Forgiveness should be shown after a pensioner died in a road accident on his way home from bingo, his funeral heard today.
Hugh Friel, 66, was a good neighbour who would do anything for his friends, Co Donegal parish priest Fr Fintan Diggin said.
The farmer's car and another vehicle packed with eight youths were in collision near Clonmany on Sunday night.
The driver is seriously ill in hospital and his seven friends are dead.
"I know that Hughie would not have wanted the circumstances surrounding his death to heap any more pain or suffering or grief on anybody," Fr Diggin said.
He said if he were alive he would have hoped everybody could forgive and understand.
"I am sure he would have used the phrase that has been used so much these days 'there but for the grace of God go I'.
"The family have in their own heartbreak and suffering been looking out for the other families affected.
"Members of Hughie's family found it in their hearts to go to the families to sympathise with them, to offer the hand of friendship and to pray for them."
As the coffin was buried in the churchyard overlooking rugged Leenan Head, family and friends of Mark McLaughlin made their way slowly to St Mary's Church in Fahan, about 12 miles away.
At the same church later today the local community will endure their second funeral of the day with a service for Patrick "PJ" McLaughlin, 21, from Tooban, Burnfoot.
Families last night attended a private ceremony and laid flowers with messages at the crash scene near where the young men had been socialising and watching the World Cup final on Sunday night.
A smashed telegraph pole and damage to shrubs were the only remaining signs of the horror accident - the worst on record in Ireland.
Funerals for the other five men will take place across Inishowen tomorrow and Friday.
The priest at St Michael's Church in Urris, Clonmany, said Mr Friel's life revolved around working the land at his home nearby and helping his friends and neighbours.
His only distraction was bingo and he had won €65 in Buncrana on the night of his death.
His black woollen hat, which he wore while farming, and bingo cards and pen were laid at the entrance to the church.
The priest added: "This is an area of traditional good neighbourliness and people spontaneously helping each other, coming to someone's assistance... always being there for one another."
He continued: "That is the personality and character and nature of the man.
"Hughie Friel was a lovely, quiet, pleasant gentleman, a great neighbour who will be sorely missed by this community."
Low-maintenance, easily pleased, working on his land gave him immense satisfaction, he said.

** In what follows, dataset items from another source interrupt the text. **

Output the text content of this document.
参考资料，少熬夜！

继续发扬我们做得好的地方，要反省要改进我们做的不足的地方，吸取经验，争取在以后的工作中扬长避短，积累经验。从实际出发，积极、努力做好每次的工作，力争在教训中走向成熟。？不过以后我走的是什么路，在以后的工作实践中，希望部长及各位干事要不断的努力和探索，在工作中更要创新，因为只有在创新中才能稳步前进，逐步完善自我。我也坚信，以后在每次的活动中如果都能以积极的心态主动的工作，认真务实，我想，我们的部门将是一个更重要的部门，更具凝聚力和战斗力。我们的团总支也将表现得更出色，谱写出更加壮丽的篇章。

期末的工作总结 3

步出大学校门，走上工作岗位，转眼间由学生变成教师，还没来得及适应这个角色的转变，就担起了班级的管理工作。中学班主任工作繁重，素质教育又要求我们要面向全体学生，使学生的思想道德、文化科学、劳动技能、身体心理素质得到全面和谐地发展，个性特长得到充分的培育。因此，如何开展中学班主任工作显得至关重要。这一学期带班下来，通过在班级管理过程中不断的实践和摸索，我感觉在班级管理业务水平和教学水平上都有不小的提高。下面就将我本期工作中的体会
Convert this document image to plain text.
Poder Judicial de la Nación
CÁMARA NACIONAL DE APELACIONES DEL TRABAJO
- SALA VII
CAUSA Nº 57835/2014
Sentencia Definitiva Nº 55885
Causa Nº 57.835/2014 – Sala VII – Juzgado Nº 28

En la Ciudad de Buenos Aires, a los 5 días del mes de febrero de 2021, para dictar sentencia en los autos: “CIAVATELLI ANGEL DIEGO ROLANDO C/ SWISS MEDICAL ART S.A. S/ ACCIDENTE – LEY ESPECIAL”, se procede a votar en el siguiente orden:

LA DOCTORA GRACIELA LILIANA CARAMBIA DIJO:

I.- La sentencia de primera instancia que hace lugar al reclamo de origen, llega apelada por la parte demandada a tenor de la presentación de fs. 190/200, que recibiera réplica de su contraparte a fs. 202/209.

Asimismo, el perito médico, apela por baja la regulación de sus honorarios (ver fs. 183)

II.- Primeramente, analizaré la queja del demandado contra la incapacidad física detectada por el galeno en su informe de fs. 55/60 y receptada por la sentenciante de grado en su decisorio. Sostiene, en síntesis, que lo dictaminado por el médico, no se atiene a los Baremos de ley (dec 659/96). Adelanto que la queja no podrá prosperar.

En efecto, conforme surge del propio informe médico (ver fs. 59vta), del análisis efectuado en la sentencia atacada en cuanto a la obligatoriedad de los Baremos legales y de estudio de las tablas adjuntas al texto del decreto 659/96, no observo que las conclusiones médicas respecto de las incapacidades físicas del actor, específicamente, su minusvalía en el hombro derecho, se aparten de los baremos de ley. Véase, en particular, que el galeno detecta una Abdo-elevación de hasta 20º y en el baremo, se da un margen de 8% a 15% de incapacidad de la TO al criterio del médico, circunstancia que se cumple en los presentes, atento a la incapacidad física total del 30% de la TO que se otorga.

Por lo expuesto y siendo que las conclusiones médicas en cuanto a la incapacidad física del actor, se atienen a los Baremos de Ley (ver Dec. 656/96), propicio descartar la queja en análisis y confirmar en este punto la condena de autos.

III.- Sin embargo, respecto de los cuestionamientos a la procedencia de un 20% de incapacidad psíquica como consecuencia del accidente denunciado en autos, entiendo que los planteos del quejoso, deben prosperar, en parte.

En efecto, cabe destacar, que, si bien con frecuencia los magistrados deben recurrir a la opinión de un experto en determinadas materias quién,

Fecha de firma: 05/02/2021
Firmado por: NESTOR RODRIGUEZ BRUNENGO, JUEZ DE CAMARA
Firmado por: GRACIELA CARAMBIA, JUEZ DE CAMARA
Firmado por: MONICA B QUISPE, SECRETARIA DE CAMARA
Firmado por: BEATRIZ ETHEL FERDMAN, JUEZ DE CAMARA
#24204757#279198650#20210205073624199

Fr Diggin said most of the memorials at homes on the dramatic Inishowen peninsula were to those killed at sea.
"The focus seems to have changed from losses at sea to loss of life on land, on wheels," he added.
There have been several serious accidents in the area in recent years.
He asked mourners to pray for the driver of the youths' car, Sean Kelly, also from Urris, who was fighting for his life in Letterkenny Hospital.
A letter was read out from Bishop Seamus Hegarty.
"These past days have been difficult, not only for the families but for the entire Inishowen area.
"I was impressed by their deep dignity in the face of such tragedy," he said.
The small country church was packed with mourners from across the area.
Outside, at the burial in the churchyard, prayers were said and red roses dropped on to the coffin.
The sound of muted crying could be heard, and a little boy tearfully rested his head against his mother's cheek.
One family member helped his distressed wife out of the church by the arm as it emptied of people.
One mourner said: "It is a sad day for the parish."